A friend of mine and Pete’s recently wrote us, “You can’t have the 10’s without the zero’s.”
The first time I blew my knee, my mentor, Sage Cattabriga-Alosa said, “You gotta have the lows to have the highs.”
And while we all know that to be true, we still want to avoid the lows at all costs.
We’re all junkies.
We’re all searching for that peak experience. The highest high. Our highest test score, the best powder day, our best performance. The time we actually lose ourself in our artistic endeavors and create a masterpiece. The most epic love-making session that defies what we previously knew about human connection. The time when we get lost in flow state in meditation, dance, creation, sports, you name it — when it all melts away and we ride a wave of temporary and blissful perfection.

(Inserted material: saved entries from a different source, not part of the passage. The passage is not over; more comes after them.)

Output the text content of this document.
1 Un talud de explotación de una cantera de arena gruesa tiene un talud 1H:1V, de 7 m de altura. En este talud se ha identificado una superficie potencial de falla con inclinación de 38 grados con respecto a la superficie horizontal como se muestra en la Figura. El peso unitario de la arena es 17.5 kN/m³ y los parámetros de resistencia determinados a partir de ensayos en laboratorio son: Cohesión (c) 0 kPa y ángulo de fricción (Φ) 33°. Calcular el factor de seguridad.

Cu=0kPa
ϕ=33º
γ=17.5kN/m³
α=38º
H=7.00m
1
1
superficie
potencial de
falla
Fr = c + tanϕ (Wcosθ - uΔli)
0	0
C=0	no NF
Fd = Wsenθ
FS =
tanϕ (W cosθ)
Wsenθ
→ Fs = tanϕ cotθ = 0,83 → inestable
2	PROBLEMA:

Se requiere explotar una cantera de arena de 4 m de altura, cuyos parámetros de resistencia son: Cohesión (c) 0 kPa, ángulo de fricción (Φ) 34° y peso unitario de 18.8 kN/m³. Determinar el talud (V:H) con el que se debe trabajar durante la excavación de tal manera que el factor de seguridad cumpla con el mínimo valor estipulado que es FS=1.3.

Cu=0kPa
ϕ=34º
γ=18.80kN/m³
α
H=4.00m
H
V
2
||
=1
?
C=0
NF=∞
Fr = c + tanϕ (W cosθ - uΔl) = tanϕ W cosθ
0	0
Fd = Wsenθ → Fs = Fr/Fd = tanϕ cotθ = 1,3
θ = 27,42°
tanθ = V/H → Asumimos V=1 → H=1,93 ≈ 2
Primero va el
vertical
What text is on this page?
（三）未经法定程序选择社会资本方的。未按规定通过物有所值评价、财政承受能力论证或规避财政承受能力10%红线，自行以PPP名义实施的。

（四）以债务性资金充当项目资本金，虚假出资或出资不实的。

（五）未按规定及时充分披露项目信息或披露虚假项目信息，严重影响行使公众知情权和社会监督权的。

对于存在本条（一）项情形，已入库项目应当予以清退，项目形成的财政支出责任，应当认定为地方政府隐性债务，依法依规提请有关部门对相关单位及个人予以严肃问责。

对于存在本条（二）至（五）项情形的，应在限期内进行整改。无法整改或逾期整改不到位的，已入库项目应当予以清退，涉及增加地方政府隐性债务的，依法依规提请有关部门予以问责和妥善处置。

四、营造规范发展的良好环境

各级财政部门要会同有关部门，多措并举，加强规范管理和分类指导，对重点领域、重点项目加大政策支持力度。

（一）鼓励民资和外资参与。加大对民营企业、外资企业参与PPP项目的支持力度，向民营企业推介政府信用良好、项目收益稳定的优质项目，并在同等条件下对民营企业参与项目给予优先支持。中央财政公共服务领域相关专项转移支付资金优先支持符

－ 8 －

And then it passes. And we are left with our mundane reality, the other 99% of our life.
It can feel depressing.
I live the life many people dream of, and yet, my peak experiences still constitute only 1% of my time. The rest is spent fixing mistakes, getting stuck in rainstorms, feeling hopeless or confused, scared, befuddled by new problems that continue to come up.
Yet I’m always holding out for the highs. Not obsessively, just humanly chasing them.
Trying to deal with coming down from them. Trying to avoid the low feeling that inevitably comes as the contrast after the high. Trying to avoid the void.
Can you relate?
And yet, it’s in the lows — in my pain — that’s where I remember our humanity. That’s where I remember we are all so similar, so human, so in need of connection. Coming up from my lows, I remember the beauty of life almost more profoundly than after my highs.
Pete and I have been busting our asses trying to get to the destination of “Cold beer, tropical paradise, buns in the sun, good vibes. Freedom.”
And a few days ago … we got it.
We were sitting in the cockpit with cold beers and fish tacos, skinny dipping and playing our tunes loud, anchored in sparkling turquoise water next to a white sand beach in a bay with no one around, the golden sun kissing our bare skin. And we were like, “Holy Shit. We’re doing it. This moment — right now — is a peak experience. We’ve worked hard for two years dreaming of moments like this exact one.”
And it felt so sweet to realize that in the moment: This is as good as life can get right now! This is what we have been striving for, sweating for, crying for, sacrificing for! And I’m being honest when I say it took us two years to get here. I say this because I think from the outside, (or at least, it’s what I imagined going into this) that such moments would constitute the majority of the time. Our experience hasn’t been that.